More so than the myriad of critics' awards, the nominees and winners of the various guilds awards are what smart prognosticators really look to when trying to predict the prevailing Oscar winds, since so much of their membership overlaps with the Academy of Motion Picture Arts and Sciences.

Last year, for instance, the academy's eventual acting nominees matched 19 of the 20 SAG nominees. The only discrepancy was the supporting actor nominee from "The Departed." (Oscar went with Mark Wahlberg while SAG preferred Leonardo DiCaprio.)

In SAG's outstanding cast category, the one awards pundits often compare to the academy's best picture prize, three of last year's nominees matched Oscar. In 2005, "Crash's" SAG ensemble victory was the first indication of trouble for "Brokeback Mountain," which notably went on to lose the best picture Oscar to "Crash" as well.

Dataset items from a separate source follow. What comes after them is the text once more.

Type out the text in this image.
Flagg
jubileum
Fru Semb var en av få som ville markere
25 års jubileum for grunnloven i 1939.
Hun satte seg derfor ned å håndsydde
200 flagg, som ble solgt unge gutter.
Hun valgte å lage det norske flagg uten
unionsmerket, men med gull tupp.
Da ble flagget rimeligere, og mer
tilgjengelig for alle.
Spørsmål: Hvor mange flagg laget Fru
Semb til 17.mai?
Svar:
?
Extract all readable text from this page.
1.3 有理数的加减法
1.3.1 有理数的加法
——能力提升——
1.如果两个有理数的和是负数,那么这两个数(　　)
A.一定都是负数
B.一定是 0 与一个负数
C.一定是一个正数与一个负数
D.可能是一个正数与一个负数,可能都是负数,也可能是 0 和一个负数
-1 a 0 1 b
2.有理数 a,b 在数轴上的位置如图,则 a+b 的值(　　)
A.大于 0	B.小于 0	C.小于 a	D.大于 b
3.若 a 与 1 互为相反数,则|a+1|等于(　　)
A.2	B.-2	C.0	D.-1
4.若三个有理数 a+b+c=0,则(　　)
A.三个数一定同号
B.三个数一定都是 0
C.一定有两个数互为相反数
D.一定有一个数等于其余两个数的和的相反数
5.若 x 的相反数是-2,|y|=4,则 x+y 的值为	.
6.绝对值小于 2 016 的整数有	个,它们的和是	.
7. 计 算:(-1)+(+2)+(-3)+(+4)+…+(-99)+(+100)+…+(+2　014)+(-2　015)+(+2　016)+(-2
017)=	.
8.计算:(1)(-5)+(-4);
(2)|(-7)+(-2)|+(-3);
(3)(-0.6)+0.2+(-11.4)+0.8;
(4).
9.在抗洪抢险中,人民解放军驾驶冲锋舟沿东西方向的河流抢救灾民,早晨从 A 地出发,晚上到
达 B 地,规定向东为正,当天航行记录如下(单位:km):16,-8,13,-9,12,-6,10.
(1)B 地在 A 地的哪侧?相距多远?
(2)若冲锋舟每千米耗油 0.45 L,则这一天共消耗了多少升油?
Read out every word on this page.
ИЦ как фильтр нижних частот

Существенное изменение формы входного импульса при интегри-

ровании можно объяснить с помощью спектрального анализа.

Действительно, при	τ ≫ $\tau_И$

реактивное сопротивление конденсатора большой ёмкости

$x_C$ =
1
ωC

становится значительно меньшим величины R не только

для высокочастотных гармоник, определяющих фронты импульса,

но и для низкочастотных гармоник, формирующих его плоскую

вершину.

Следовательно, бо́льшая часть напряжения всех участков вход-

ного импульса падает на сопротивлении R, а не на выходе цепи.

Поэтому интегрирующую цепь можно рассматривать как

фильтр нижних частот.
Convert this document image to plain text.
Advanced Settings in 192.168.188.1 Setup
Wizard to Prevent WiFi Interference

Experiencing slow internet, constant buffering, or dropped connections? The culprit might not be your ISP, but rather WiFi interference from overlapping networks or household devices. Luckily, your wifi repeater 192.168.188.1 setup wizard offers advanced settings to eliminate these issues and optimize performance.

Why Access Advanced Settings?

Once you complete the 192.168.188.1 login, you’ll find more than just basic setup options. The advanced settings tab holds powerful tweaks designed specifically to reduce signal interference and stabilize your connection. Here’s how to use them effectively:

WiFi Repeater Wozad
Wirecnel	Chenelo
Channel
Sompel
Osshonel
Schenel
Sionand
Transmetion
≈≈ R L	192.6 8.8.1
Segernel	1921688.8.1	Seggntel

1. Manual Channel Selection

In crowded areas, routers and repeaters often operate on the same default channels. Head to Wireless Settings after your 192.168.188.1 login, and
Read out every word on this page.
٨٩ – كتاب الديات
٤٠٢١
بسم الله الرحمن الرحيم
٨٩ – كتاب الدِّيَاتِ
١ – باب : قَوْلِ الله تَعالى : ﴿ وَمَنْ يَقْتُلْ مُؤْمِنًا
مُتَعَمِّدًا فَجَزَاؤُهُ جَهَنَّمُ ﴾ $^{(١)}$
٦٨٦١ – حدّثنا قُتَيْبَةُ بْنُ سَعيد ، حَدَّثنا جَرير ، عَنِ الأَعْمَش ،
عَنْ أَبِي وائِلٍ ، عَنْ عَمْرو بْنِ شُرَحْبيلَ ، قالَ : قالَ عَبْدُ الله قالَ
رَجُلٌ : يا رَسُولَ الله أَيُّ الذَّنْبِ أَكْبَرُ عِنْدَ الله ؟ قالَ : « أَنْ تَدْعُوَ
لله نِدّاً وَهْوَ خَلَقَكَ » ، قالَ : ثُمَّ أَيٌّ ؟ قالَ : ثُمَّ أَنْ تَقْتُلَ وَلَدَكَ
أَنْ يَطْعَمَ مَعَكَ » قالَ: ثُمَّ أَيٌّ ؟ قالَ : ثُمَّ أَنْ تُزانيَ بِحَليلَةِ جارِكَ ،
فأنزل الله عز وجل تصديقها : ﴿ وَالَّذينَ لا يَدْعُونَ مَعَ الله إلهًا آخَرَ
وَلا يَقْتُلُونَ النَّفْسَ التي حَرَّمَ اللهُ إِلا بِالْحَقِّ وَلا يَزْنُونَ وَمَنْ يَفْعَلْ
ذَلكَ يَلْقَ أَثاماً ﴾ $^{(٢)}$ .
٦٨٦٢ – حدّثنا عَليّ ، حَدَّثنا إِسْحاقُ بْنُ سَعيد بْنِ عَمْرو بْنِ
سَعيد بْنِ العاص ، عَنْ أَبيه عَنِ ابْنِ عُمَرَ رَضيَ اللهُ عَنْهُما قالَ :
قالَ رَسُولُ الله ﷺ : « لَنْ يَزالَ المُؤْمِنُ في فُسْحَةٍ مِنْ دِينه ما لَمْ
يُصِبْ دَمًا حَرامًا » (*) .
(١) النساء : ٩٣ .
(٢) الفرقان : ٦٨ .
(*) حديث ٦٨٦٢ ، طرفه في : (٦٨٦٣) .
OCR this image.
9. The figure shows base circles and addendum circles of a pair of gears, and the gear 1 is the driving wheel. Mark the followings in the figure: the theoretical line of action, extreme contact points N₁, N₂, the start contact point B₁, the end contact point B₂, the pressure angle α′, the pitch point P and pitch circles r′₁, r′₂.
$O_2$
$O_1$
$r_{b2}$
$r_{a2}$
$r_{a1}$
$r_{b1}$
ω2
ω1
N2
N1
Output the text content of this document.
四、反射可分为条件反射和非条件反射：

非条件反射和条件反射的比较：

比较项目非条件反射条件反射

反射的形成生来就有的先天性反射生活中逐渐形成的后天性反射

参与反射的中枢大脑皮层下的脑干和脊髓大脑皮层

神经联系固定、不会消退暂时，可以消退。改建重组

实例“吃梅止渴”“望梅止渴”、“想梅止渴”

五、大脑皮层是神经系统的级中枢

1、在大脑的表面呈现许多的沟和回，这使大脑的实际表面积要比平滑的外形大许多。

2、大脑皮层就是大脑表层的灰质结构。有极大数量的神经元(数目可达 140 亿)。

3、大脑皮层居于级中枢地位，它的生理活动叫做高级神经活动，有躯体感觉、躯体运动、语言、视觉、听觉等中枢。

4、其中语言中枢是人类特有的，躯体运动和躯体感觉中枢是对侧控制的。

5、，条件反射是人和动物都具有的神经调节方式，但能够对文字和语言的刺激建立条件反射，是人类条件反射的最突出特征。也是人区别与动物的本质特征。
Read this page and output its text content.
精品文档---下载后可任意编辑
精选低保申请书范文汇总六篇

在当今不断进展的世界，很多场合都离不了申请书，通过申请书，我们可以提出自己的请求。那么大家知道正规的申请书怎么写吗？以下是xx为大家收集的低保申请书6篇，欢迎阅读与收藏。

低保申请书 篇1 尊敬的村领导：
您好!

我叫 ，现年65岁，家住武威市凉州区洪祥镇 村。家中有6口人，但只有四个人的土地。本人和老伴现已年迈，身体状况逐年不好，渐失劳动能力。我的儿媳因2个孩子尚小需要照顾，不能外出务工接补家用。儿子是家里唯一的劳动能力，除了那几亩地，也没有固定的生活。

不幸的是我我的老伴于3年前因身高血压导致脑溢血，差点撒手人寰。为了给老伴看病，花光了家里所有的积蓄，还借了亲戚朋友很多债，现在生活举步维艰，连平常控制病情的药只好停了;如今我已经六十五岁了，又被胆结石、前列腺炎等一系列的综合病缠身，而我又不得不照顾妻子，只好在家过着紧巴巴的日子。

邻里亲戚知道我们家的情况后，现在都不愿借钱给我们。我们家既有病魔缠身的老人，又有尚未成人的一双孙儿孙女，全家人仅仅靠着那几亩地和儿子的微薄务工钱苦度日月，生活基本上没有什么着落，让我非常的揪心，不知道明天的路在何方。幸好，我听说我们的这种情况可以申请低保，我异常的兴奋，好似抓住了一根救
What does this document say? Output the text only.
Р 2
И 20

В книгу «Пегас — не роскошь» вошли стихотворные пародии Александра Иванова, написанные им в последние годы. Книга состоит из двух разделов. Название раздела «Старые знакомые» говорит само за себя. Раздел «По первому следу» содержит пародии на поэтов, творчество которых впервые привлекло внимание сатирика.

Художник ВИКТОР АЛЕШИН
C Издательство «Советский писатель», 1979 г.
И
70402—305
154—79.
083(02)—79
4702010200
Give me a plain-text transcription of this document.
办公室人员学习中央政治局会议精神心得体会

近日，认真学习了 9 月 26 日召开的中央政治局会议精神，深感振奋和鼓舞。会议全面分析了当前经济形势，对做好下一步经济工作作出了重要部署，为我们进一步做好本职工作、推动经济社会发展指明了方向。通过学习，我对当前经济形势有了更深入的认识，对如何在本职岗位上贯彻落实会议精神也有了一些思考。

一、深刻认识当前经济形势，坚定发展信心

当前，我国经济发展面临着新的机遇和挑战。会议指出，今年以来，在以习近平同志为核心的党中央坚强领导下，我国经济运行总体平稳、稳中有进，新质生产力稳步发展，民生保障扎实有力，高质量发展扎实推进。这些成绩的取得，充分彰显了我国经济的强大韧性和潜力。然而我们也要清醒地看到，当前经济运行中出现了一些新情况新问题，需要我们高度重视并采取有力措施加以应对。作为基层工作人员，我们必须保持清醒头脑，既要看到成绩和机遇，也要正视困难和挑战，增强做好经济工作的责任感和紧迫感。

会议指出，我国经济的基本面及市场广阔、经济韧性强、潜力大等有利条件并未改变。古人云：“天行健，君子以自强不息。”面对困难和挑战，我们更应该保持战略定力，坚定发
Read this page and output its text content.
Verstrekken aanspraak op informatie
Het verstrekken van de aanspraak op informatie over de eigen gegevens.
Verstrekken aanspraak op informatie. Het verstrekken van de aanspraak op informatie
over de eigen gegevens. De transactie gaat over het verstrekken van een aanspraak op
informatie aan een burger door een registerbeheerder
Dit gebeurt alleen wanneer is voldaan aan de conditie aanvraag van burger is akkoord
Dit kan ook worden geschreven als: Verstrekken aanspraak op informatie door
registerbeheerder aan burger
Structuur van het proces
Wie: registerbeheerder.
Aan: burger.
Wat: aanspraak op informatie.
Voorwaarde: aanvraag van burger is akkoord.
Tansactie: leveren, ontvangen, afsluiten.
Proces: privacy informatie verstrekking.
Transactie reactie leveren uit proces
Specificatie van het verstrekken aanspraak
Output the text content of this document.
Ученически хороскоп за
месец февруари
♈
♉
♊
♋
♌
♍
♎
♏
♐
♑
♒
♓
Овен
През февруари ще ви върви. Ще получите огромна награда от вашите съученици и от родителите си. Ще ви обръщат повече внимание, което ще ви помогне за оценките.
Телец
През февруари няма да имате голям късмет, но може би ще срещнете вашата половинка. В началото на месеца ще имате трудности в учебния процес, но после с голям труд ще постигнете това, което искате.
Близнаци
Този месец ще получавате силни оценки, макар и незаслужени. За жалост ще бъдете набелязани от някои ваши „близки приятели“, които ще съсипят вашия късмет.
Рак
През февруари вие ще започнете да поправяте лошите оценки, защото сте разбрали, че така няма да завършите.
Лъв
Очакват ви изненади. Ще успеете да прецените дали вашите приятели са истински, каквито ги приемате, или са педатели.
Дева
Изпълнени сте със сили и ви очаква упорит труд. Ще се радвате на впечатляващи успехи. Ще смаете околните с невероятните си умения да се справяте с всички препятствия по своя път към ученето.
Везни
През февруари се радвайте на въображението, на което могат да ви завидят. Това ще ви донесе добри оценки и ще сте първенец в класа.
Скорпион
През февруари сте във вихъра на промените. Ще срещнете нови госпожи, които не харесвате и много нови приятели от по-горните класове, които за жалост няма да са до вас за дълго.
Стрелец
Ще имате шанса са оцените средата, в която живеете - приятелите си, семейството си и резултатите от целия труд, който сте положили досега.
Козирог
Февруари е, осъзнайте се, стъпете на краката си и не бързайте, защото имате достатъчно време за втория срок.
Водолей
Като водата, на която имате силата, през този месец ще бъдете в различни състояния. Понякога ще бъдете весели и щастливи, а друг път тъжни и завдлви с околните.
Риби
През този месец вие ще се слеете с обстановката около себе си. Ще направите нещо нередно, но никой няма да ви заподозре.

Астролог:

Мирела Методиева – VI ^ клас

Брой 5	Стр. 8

This year's list, with dark-horse titles like "3:10 To Yuma" and "Hairspray," is raising eyebrows. The inclusion of "American Gangster" and, certainly, "Into The Wild" in this category will be seen as a boon to their chances, but only "No Country for Old Men" on the cast list is a surefire best picture Oscar nominee at this point.

"Juno's" omission in the category has to be a disappointment for Fox Searchlight, since the best picture Oscar prospects of the "little film that could" keep being compared to their "Little Miss Sunshine," which was the winner for best cast last year and went on to a top academy nomination as well.

And rarely do we see performances not even nominated by SAG ever win Oscars. In fact, only Marcia Gay Harden in "Pollock" (2000) managed to pull that trick in the SAG awards' entire 13-year history, a statistic that does not bode well for the stars of "Atonement" and "Sweeney Todd," both chock full of Globe and BFCA nominations but completely ignored by "The Actor" (the official name for the trophy SAG hands out).